L'addiction à Internet reconnue à l'OMS ?

14 novembre 2008 à 18h22
- Mis à jour le 16 janvier 2019 à 18h50 -

Une définition de l'addiction à Internet est en genèse en Chine, ce phénomène y étant assez courant pour que le ministère local de la santé s'y intéresse.Avec 253 millions de personnes utilisant Internet, l'Empire du Milieu domine facilement la plupart des statistiques.

Il ne faut pas verser dans le cliché et imaginer que seuls les citadins y surfent : la population rurale de chine s'adonnant au surf a plus que doublé en 2007, et dépasse aujourd'hui les 53 millions... dont 25 millions à partir de cybercafés et autres stations Internet.

Cette importante et hétérogène population d'internautes offre une certaine expérience à la Chine en matière d'Internet, et en particulier dans le traitement de l'addiction au surf.

On peut même y trouver des établissements spécialisés dans ce domaine, tels qu'une clinique à Shanghaï.

Ouf... Nous pouvons être rassurés, il s'agit d'une maladie pouvant être soignée !

Selon Tao Ran, un spécialiste chinois des addictions, l'hôpital militaire généraliste de Pékin a déjà reçu plus de 3000 patients à ce sujet, dont 80% ont pu se débarasser de ce problème après 3 à 6 mois de traitement.

Le traitement est similaire à celui proposé pour les autres addictions... Privés de connection à Internet, puis aidés psychologiquement et invités à participer à des activités de groupe pour leur apprendre à se socialiser, les patients retrouvent le plaisir du monde IRL (In Real Life).

Un vrai conte de fées, en somme... Il faut prendre également en considération le contexte particulier de la Chine, pour comprendre les proportions du problème.

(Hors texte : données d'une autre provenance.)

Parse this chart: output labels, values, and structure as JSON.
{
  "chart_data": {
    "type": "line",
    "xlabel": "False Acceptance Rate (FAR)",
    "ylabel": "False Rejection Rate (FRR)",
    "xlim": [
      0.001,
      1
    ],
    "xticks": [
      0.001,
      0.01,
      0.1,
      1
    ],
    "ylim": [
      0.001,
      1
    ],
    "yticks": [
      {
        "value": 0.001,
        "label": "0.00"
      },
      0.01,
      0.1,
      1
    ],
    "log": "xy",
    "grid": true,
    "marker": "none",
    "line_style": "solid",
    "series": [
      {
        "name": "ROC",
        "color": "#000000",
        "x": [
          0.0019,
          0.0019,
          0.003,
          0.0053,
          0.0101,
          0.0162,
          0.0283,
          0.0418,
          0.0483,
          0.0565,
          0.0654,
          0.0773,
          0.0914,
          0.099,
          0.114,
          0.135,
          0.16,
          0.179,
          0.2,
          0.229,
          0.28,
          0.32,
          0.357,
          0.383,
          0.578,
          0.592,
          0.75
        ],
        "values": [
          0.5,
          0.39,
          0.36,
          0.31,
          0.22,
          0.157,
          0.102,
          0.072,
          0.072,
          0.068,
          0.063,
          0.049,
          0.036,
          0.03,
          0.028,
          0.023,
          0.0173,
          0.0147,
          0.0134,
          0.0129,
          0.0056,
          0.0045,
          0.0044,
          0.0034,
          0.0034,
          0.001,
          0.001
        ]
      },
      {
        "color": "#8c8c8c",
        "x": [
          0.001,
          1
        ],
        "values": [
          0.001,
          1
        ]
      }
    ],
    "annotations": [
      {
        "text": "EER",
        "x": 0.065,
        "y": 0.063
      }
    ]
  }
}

Les utilisations principales d'Internet y sont le chat et le jeu en ligne.

Selon le chercheur Gao Wenbin de l'Académie Chinoise des Sciences, le manque d'attention de la part de leur famille, d'amis et de loisirs "réels" ont augmenté le nombre de "jeunes drogués au Net".

On pourra ajouter aussi que ces personnes, ayant souvent reçu beaucoup d'éducation, peuvent se trouver brimées par un contexte économique raréfiant les perspectives de "belle" carrière, par un contexte politique compliquant l'expression d'idées et restreignant les espaces de liberté, par l'étendue géographique même de la Chine, qui fait que des milliers de kilomètres séparent souvent familles et amis, au fil des différentes formations suivies.

On évoquera aussi un contexte culturel tel que, si les parents paient souvent leurs études à leur (unique) enfant, ce dernier a le devoir d'assumer le coût de leur retraite.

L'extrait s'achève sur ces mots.